Jeu du chat et de la souris à travers les siècles
La contrefaçon est l’art de contourner les nouveaux éléments de sécurité des billets de banque. L’impression de produits fiduciaires est celui d’aller au-devant des menaces de contrefaçon et d’y réagir. C’est une rivalité depuis des siècles, où tous les coups sont permis et qui s’incarne dans chaque aspect des billets de banque.
Les faussaires dans la mire

Les premières formes de papier-monnaie ont été créées pour se substituer à de grandes quantités de pièces de monnaie, difficiles à transporter. Faisant davantage office de reçu que de billet de banque, ce document représentait 1 000 pièces de cuivre.
Source : 1 kwan, dynastie Ming, Chine, 1368–1399| NCC 1963.48.39
Au 14e siècle, la dynastie Ming en Chine a émis une des premières formes de papier-monnaie. Mais les bureaucrates de l’empereur n’étaient pas dupes. Ils savaient que les criminels ne perdraient pas de temps à tenter de créer des imitations. C’est pourquoi un avertissement était inscrit sur chaque billet :
Toute personne qui utilise un faux billet sera exécutée. Les informateurs obtiendront en récompense 250 liǎng d’argent et toutes les possessions du criminel. »
On ne sait pas si cet avertissement a vraiment eu un effet dissuasif, mais on peut présumer qu’il n’y a pas eu de récidivistes. Le papier-monnaie a réapparu çà et là pendant quelques centaines d’années avant de s’installer pour de bon dans les économies occidentales au 18e siècle.
Le 19e siècle : le terrain de jeu des faussaires
Le secteur bancaire était en plein essor en Amérique du Nord au début du 19e siècle, et il n’était soumis à pratiquement aucune réglementation. Ça a donc été un véritable âge d’or pour la contrefaçon et, par nécessité, pour les progrès dans le domaine de l’impression de produits fiduciaires.
Les sociétés d’impression de produits fiduciaires ont employé diverses méthodes pour déjouer les faussaires : papier de haute qualité, pastilles de couleur (planchettes) et filigranes. Quand les fraudeurs ont commencé à reproduire les billets au moyen de procédés photographiques, les sociétés d’impression ont réagi en utilisant des encres de couleur. Les faussaires se sont ensuite mis à retirer l’encre de couleur des vrais billets afin d’en reproduire les parties noires à l’aide de procédés photographiques, pour ensuite ajouter les parties colorées par une autre méthode. Cet affrontement a mené à l’impression de billets avec une encre verte presque impossible à retirer – c’est ainsi qu’est né le billet vert américain, le fameux « greenback ».
Les gravures de grande qualité demeuraient toutefois une arme essentielle des sociétés d’impression de produits fiduciaires, l’élément de sécurité par excellence. C’était l’avis de Sir Isaac Newton (découvreur de la loi universelle de la gravitation), qui a été directeur de la Monnaie royale de Londres pendant près de 30 ans. Il disait notamment que « une bonne gravure reste la meilleure sécurité ». Cependant, on comptait beaucoup d’habiles graveurs au 19e siècle, et ils n’étaient pas tous honnêtes.

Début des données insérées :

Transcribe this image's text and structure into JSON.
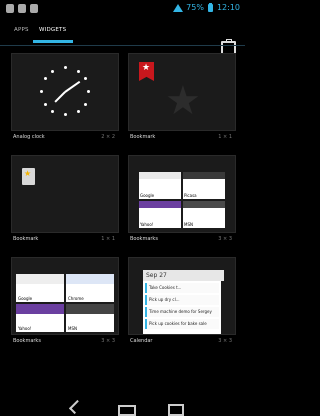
{
  "statusbar": {
    "battery_text": "75%",
    "time": "12:10"
  },
  "tabs": {
    "apps": "APPS",
    "widgets": "WIDGETS"
  },
  "widgets": [
    {
      "label": "Analog clock",
      "size": "2 × 2"
    },
    {
      "label": "Bookmark",
      "size": "1 × 1"
    },
    {
      "label": "Bookmark",
      "size": "1 × 1"
    },
    {
      "label": "Bookmarks",
      "size": "3 × 3"
    },
    {
      "label": "Bookmarks",
      "size": "3 × 3"
    },
    {
      "label": "Calendar",
      "size": "3 × 3"
    }
  ],
  "thumbnails": {
    "google": "Google",
    "picasa": "Picasa",
    "yahoo": "Yahoo!",
    "msn": "MSN",
    "chrome": "Chrome"
  },
  "calendar": {
    "date": "Sep 27",
    "events": [
      "Take Cookies t...",
      "Pick up dry cl...",
      "Time machine demo for Sergey",
      "Pick up cookies for bake sale"
    ]
  }
}
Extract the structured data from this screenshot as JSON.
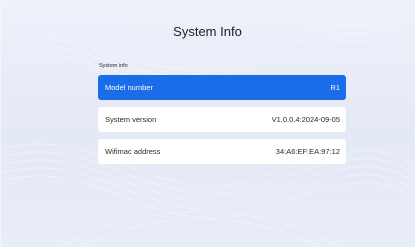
{
  "page": {
    "title": "System Info",
    "section_label": "System info"
  },
  "rows": [
    {
      "label": "Model number",
      "value": "R1",
      "selected": true
    },
    {
      "label": "System version",
      "value": "V1.0.0.4:2024-09-05",
      "selected": false
    },
    {
      "label": "Wifimac address",
      "value": "34:A6:EF:EA:97:12",
      "selected": false
    }
  ],
  "colors": {
    "accent": "#1a6ce8",
    "background": "#e7ecf8",
    "row_background": "#ffffff"
  }
}
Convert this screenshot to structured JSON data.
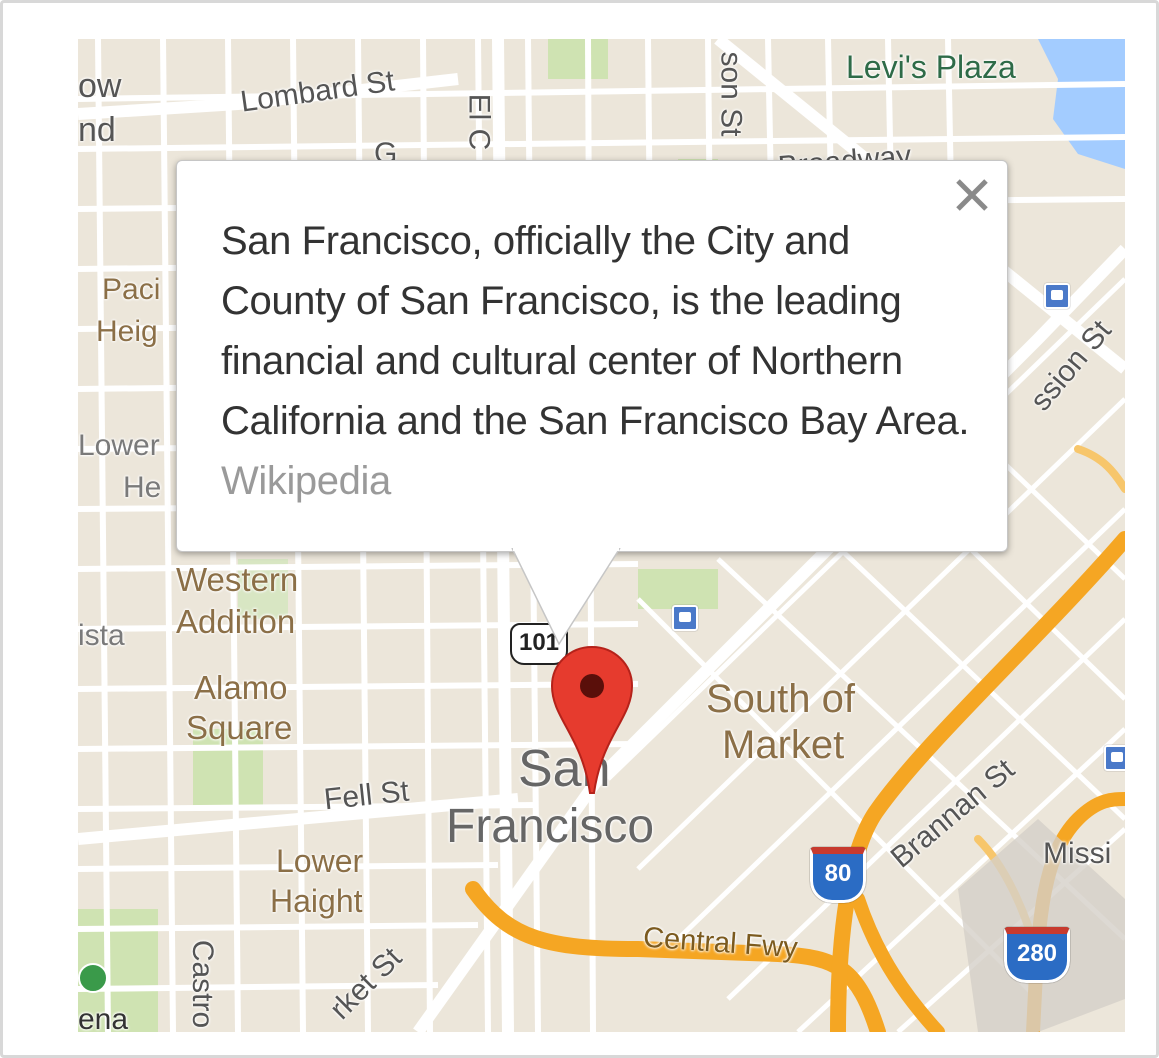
{
  "map": {
    "labels": {
      "lombard": "Lombard St",
      "levis_plaza": "Levi's Plaza",
      "broadway": "Broadway",
      "el_camino": "El C",
      "son_st": "son St",
      "pacific_heights": "Paci",
      "pacific_heights_2": "Heig",
      "lower_heights_1": "Lower",
      "lower_heights_2": "He",
      "western_addition_1": "Western",
      "western_addition_2": "Addition",
      "vista": "ista",
      "alamo_1": "Alamo",
      "alamo_2": "Square",
      "fell": "Fell St",
      "lower_haight_1": "Lower",
      "lower_haight_2": "Haight",
      "castro": "Castro",
      "market": "rket St",
      "ena": "ena",
      "som_1": "South of",
      "som_2": "Market",
      "city_1": "San",
      "city_2": "Francisco",
      "brannan": "Brannan St",
      "mission_st": "ssion St",
      "missi": "Missi",
      "central_fwy": "Central Fwy",
      "ow": "ow",
      "nd": "nd",
      "g": "G"
    },
    "shields": {
      "us101": "101",
      "i80": "80",
      "i280": "280"
    },
    "colors": {
      "land": "#ece6da",
      "road": "#ffffff",
      "freeway": "#f5a623",
      "park": "#cfe3b2",
      "water": "#a3ccff",
      "marker": "#e63b2e"
    }
  },
  "popup": {
    "description": "San Francisco, officially the City and County of San Francisco, is the leading financial and cultural center of Northern California and the San Francisco Bay Area.",
    "source_link": "Wikipedia",
    "close_icon": "close-icon"
  },
  "marker": {
    "icon": "map-pin-icon"
  }
}
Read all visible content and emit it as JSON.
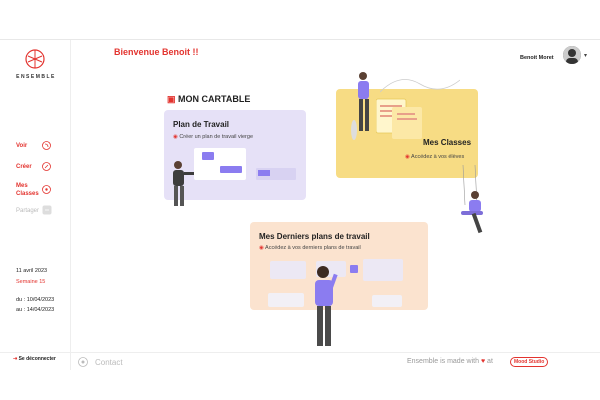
{
  "brand": "ENSEMBLE",
  "welcome": "Bienvenue Benoit !!",
  "user": "Benoit Moret",
  "nav": [
    {
      "label": "Voir",
      "icon": "rss-icon"
    },
    {
      "label": "Créer",
      "icon": "pen-icon"
    },
    {
      "label": "Mes Classes",
      "icon": "share-icon"
    },
    {
      "label": "Partager",
      "icon": "share-box-icon"
    }
  ],
  "dates": {
    "today": "11 avril 2023",
    "week": "Semaine 15",
    "from": "du : 10/04/2023",
    "to": "au : 14/04/2023"
  },
  "logout": "Se déconnecter",
  "main": {
    "title": "MON CARTABLE",
    "cards": [
      {
        "title": "Plan de Travail",
        "sub": "Créer un plan de travail vierge",
        "color": "#e6e1f7"
      },
      {
        "title": "Mes Classes",
        "sub": "Accédez à vos élèves",
        "color": "#f7dc84"
      },
      {
        "title": "Mes Derniers plans de travail",
        "sub": "Accédez à vos derniers plans de travail",
        "color": "#fbe3cf"
      }
    ]
  },
  "footer": {
    "contact": "Contact",
    "made": "Ensemble is made with",
    "at": "at",
    "studio": "Mood Studio"
  },
  "colors": {
    "accent": "#e3342f",
    "purple": "#8b7cf0"
  }
}
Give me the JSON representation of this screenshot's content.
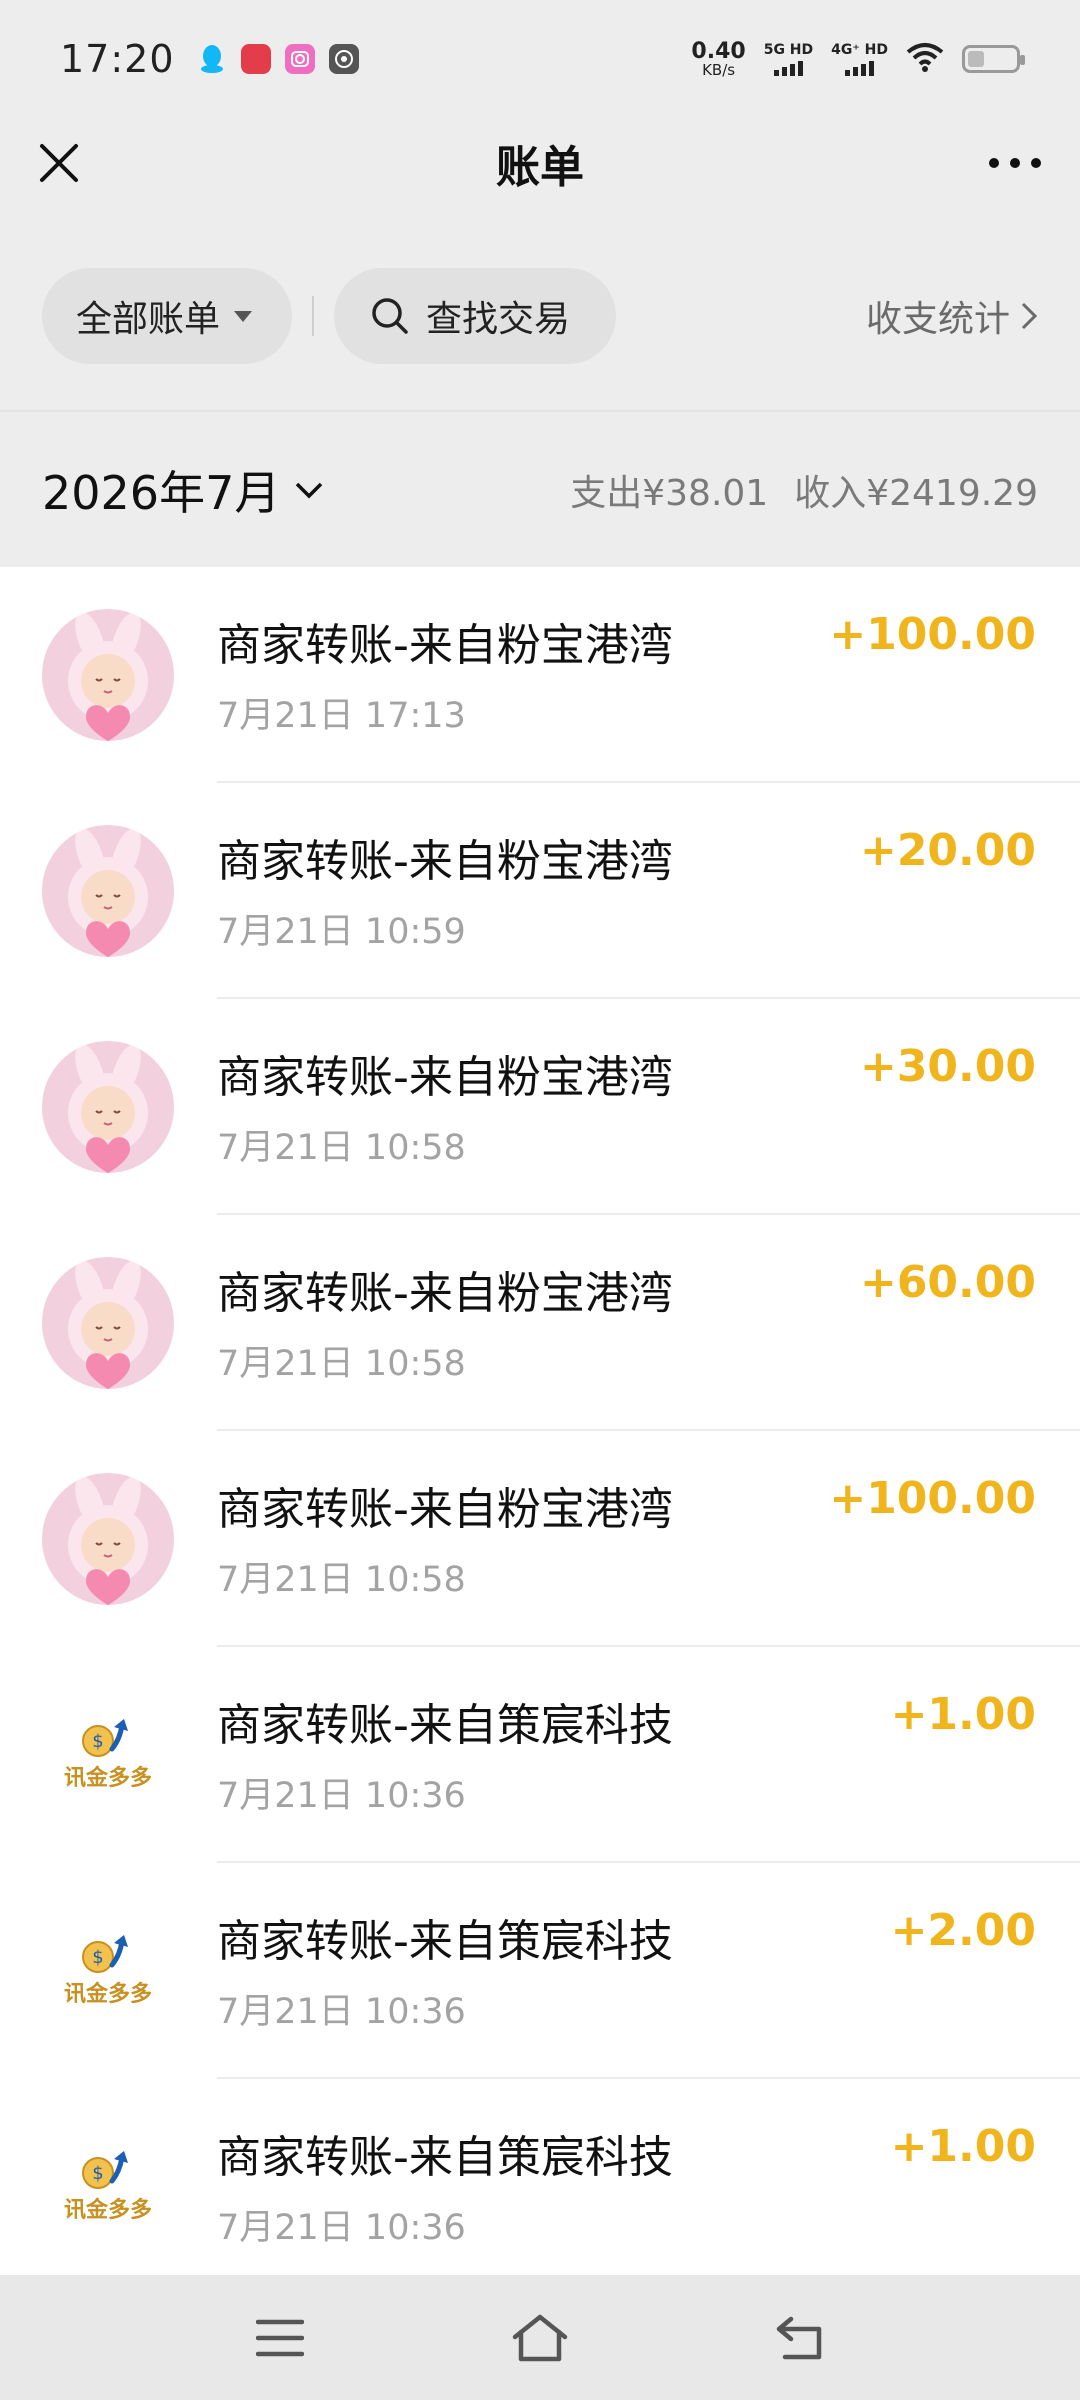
{
  "status_bar": {
    "time": "17:20",
    "net_speed_value": "0.40",
    "net_speed_unit": "KB/s",
    "signal1_label": "5G HD",
    "signal2_label": "4G⁺ HD"
  },
  "nav": {
    "title": "账单",
    "close_icon": "close-icon",
    "more_icon": "more-dots-icon"
  },
  "filters": {
    "all_bills_label": "全部账单",
    "search_label": "查找交易",
    "stats_label": "收支统计"
  },
  "month": {
    "label": "2026年7月",
    "expense": "支出¥38.01",
    "income": "收入¥2419.29"
  },
  "colors": {
    "amount": "#f0b51c",
    "background": "#ededed"
  },
  "transactions": [
    {
      "title": "商家转账-来自粉宝港湾",
      "time": "7月21日 17:13",
      "amount": "+100.00",
      "avatar": "pink-bunny-avatar"
    },
    {
      "title": "商家转账-来自粉宝港湾",
      "time": "7月21日 10:59",
      "amount": "+20.00",
      "avatar": "pink-bunny-avatar"
    },
    {
      "title": "商家转账-来自粉宝港湾",
      "time": "7月21日 10:58",
      "amount": "+30.00",
      "avatar": "pink-bunny-avatar"
    },
    {
      "title": "商家转账-来自粉宝港湾",
      "time": "7月21日 10:58",
      "amount": "+60.00",
      "avatar": "pink-bunny-avatar"
    },
    {
      "title": "商家转账-来自粉宝港湾",
      "time": "7月21日 10:58",
      "amount": "+100.00",
      "avatar": "pink-bunny-avatar"
    },
    {
      "title": "商家转账-来自策宸科技",
      "time": "7月21日 10:36",
      "amount": "+1.00",
      "avatar": "xunjin-logo",
      "logo_text": "讯金多多"
    },
    {
      "title": "商家转账-来自策宸科技",
      "time": "7月21日 10:36",
      "amount": "+2.00",
      "avatar": "xunjin-logo",
      "logo_text": "讯金多多"
    },
    {
      "title": "商家转账-来自策宸科技",
      "time": "7月21日 10:36",
      "amount": "+1.00",
      "avatar": "xunjin-logo",
      "logo_text": "讯金多多"
    }
  ],
  "system_nav": {
    "menu_icon": "menu-icon",
    "home_icon": "home-icon",
    "back_icon": "back-icon"
  }
}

Gravure en taille-douce simplifiée : L’artiste gravait à la main un motif inversé sur une plaque de métal, qui était ensuite recouverte d’encre puis essuyée afin que l’encre reste seulement dans les incisions. Il pressait ensuite la plaque sur du papier, ce qui donnait une impression en relief perceptible au toucher.
Source : 1 écu, plaque d’impression, Cuvillier & Fils, Canada, 1837 | NCC 1974.263.7

Ce billet contrefait a été produit par le maître faussaire Edwin Johnson. Ses talents de graveur égalaient ou surpassaient ceux des graveurs légitimes de son époque.
Source : faux billet de 4 dollars, Banque Dominion, Canada 1871 | NCC 1967.50.2
Les guillochis : le meilleur atout des sociétés d’impression
Le trait caractéristique des vieux billets de banque est aussi ce qui les protégeait : les guillochis. Ils étaient produits par un appareil appelé « tour à guillocher », qui permettait de créer des motifs géométriques semblables à ceux d’un spirographe, mais beaucoup plus complexes, en faisant tourner et basculer en continu une plaque de métal appuyée sur un outil de coupe d’une manière légèrement différente à chaque mouvement. Reproduire un guillochis avec une autre machine (ou même avec la même machine) est presque impossible, à moins de la faire à la main – un défi de taille.
La fin du 20e siècle : l’heure de gloire de l’innovation
Après la poussée au 19e siècle, l’innovation a connu un ralentissement. Pour les trois premières séries de billets de la Banque du Canada, la protection contre la contrefaçon reposait en grande partie sur le simple fait de concevoir de nouveaux billets. Mais au tournant des années 1960, la contrefaçon était redevenue un sérieux problème. Le moment était venu d’innover – et d’afficher ses couleurs.
En 1970, un extraordinaire billet canadien de 20 $ a fait son apparition. Il comportait de multiples nuances de vert rejoignant un dégradé magenta. Les armoiries affichaient des couleurs vives, des motifs complexes occupaient les espaces vides, et des guillochis extravagants encerclaient et enveloppaient le montant des coupures. Ce billet se distinguait tellement des précédents que certains ont douté de son authenticité.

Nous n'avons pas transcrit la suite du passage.